Obadias e integrantes do Nusoken, consórcio Sateré-Mawé - Divulgação
Obadias e integrantes do Nusoken, consórcio Sateré-Mawé Imagem: Divulgação

Gabriel Ferreira

Colaboração para Ecoa, em Manaus (AM)

30/06/2021 06h00

"A política do comércio justo é complicada de entender por ser diferente do convencional", diz Obadias Batista Garcia, 60, da etnia Sateré-Mawé. "No convencional você compra, dá o dinheiro pro produtor e não está nem aí mais. Nós temos compromisso de fazer gestão territorial, para isso precisamos de treinamento. Então a gente investe nesse sentido da formação intelectual dos produtores. Custa muito caro, porque aqui só se viaja por rio mesmo".

Como explica Obadias, muito além da ideia de negócio lucrativo no ramo empresarial, o Nusoken, consórcio dos produtores Sateré-Mawé, que significa lugar das pedras, surgiu a partir de um projeto de gestão territorial indígena na região do Baixo Amazonas.

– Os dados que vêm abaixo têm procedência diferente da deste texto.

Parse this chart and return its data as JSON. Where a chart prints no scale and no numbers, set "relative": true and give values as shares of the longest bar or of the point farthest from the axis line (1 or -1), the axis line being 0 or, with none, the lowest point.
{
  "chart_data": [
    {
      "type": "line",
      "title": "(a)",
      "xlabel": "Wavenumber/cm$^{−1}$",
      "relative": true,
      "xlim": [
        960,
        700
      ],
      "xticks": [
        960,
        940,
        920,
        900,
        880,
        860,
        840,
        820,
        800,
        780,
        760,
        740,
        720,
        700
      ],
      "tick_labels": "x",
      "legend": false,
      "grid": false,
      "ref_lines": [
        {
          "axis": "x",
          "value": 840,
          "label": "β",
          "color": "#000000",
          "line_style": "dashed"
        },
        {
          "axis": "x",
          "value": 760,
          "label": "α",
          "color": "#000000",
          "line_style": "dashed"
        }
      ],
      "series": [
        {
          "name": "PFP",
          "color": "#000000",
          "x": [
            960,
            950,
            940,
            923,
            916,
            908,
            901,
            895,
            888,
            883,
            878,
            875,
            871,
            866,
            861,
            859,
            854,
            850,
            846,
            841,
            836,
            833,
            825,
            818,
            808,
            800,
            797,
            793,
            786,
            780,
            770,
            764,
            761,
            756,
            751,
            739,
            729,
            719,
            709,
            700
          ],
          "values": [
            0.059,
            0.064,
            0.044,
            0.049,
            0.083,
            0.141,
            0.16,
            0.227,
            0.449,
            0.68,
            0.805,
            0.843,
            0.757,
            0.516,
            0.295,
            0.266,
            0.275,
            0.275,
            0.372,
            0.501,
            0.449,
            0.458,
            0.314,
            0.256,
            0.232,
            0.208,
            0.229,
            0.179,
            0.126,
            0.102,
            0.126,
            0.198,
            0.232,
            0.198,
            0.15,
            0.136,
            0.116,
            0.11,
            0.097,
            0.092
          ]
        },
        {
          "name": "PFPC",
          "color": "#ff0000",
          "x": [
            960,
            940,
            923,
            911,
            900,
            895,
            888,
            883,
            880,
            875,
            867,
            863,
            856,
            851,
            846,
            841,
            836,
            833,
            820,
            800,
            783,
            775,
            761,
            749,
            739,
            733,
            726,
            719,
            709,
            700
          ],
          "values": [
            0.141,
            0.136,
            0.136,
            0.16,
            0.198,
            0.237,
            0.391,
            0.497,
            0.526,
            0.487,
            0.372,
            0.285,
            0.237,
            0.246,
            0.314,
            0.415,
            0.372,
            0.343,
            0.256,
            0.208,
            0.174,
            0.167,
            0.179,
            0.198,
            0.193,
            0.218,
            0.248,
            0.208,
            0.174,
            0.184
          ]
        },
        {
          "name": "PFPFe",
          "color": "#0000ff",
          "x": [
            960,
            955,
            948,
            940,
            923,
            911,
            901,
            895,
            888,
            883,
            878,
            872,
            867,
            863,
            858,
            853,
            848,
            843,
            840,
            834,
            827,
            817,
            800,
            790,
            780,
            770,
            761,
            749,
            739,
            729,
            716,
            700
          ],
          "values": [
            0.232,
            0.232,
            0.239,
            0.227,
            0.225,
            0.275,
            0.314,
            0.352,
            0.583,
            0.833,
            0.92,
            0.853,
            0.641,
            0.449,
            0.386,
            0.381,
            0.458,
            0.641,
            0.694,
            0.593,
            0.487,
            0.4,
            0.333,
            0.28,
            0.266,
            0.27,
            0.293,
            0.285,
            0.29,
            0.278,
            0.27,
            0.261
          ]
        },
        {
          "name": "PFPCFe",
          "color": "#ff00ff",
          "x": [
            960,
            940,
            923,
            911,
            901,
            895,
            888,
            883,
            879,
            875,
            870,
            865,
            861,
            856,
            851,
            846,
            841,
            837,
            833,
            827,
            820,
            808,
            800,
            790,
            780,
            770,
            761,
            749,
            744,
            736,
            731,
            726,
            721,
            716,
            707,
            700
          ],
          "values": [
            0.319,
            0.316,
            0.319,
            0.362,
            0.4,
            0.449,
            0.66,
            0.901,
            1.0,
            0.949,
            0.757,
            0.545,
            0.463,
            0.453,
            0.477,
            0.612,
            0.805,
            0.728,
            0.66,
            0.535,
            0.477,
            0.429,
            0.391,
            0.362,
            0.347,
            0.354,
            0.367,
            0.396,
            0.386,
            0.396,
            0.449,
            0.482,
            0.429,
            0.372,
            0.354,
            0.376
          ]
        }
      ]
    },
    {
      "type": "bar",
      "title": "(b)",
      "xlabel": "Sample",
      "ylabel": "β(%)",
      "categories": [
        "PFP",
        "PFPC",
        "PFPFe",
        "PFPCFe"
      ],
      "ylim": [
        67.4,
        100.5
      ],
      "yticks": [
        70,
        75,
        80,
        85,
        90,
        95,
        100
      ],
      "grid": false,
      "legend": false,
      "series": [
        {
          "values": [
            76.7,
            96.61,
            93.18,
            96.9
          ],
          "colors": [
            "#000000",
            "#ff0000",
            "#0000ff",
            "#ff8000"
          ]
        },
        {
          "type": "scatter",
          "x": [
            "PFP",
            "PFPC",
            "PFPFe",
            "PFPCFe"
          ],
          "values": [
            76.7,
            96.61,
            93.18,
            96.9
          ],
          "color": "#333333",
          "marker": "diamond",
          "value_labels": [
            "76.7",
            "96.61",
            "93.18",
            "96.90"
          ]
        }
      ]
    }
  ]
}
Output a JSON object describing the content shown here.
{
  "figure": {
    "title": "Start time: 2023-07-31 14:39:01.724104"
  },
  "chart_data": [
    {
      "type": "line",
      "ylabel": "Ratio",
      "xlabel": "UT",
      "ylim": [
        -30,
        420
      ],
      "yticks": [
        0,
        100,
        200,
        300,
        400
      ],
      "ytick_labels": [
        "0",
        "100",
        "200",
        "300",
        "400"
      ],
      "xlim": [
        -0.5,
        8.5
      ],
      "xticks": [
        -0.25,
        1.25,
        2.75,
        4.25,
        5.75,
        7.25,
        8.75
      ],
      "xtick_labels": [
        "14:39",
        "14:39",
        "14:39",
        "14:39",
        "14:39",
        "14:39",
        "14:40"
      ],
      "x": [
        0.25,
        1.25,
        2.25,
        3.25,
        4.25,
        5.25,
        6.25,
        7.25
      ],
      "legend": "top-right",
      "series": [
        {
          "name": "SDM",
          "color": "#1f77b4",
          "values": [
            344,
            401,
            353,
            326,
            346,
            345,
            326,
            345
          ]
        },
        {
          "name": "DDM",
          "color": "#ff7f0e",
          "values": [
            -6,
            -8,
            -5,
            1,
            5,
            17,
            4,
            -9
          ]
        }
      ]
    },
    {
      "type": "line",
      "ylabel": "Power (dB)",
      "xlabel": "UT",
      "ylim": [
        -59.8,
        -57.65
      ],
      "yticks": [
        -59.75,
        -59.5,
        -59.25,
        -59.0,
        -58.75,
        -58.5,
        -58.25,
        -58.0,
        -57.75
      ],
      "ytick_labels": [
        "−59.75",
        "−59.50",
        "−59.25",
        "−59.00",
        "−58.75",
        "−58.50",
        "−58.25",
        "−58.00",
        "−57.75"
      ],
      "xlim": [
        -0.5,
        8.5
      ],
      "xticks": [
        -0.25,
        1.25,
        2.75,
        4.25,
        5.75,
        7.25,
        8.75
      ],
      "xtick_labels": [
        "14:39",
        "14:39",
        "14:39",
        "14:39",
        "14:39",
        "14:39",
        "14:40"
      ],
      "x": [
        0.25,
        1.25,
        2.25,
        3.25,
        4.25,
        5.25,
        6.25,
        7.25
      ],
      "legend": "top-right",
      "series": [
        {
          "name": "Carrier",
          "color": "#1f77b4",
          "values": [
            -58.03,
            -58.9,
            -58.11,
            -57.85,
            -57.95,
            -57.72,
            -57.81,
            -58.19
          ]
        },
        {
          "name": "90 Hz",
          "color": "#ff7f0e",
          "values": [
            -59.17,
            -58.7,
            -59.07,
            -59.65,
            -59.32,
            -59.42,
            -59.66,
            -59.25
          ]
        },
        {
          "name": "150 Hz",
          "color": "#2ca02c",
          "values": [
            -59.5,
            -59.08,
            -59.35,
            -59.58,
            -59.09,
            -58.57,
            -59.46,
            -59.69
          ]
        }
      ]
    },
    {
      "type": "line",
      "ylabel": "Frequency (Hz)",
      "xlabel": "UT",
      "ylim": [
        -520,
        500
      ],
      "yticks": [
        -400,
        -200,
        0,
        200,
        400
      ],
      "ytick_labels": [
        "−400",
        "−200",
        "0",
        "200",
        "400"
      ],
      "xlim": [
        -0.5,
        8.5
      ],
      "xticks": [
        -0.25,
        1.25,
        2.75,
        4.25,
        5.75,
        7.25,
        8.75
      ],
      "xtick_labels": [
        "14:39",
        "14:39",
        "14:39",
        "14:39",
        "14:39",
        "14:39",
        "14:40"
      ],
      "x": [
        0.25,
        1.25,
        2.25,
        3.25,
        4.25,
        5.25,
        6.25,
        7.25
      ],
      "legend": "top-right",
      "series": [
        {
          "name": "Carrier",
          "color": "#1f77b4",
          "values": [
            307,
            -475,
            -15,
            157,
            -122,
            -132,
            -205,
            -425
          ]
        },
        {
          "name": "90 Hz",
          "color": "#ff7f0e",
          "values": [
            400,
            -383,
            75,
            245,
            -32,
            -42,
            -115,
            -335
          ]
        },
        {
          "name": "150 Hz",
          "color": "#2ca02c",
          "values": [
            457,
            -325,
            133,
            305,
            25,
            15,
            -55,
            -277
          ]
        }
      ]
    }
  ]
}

Uma luta iniciada pela demarcação da Terra Indígena Andirá Marau, de 788 mil hectares, ainda no ano de 1978, que se estendeu até a homologação do território, em 1986, foi o estopim para criação do projeto que desenvolveria o consórcio anos mais tarde.

Ordem na casa

Primeiramente, em 1987, as lideranças indígenas da etnia criaram o Conselho Geral da Tribo Sateré-Mawé (CGTSM), com objetivo de manter a ordem no território demarcado, após saída de uma petrolífera francesa que realizava prospecção de petróleo na região na década de 80. Além disso, a organização institucional serviu para lutar contra a exploração indígena pelos regatões ["comerciantes que vendem seus produtos, de município em município, num barco"], que também realizavam um busca desenfreada por recursos naturais no território.

Dessa forma, surgiram as organizações dos professores e de agentes de saúde no ano de 1993, com o Projeto Guaraná, que contemplava a ideia do consórcio. Com a certificação do projeto, em 2006 foi constituído o Consórcio de produtores Sateré-Mawé dentro do estatuto do conselho geral, formado por Tuxauas [liderança semelhante ao cacique] e demais lideranças indígenas. A ideia era exportar produtos naturais, desenvolvidos pelo conceito agroflorestal, que é uma prática milenar dos povos indígenas.

Segundo Obadias Garcia, idealizador do projeto, em 2008 iniciou-se o desenvolvimento do consórcio como prática comercial, sobretudo como meio de transformação do Waraná, o guaraná nativo como negócio, e que tem, à frente da iniciativa, o seu filho Sergio Wara Garcia, como presidente.

O modelo de comércio seguido na iniciativa é do preço justo, criado em 1960 na Holanda. Nesse processo, fazem parte 336 famílias produtoras, sobretudo do guaraná, tratado como carro chefe dos produtos vendidos pelo consórcio.

"Cada produtor fica atrás do produto para trabalhar que eles estão certificados. Nós temos guaraná, carro chefe, depois vem copaíba, óleo de andiroba, ipê roxo, folhas de guajiru, mel de abelha, urucu, jenipapo. Esses são produtos que comercializamos. As famílias produtoras vão trabalhar na produção de acordo com os pedidos cadastrados", disse Obadias.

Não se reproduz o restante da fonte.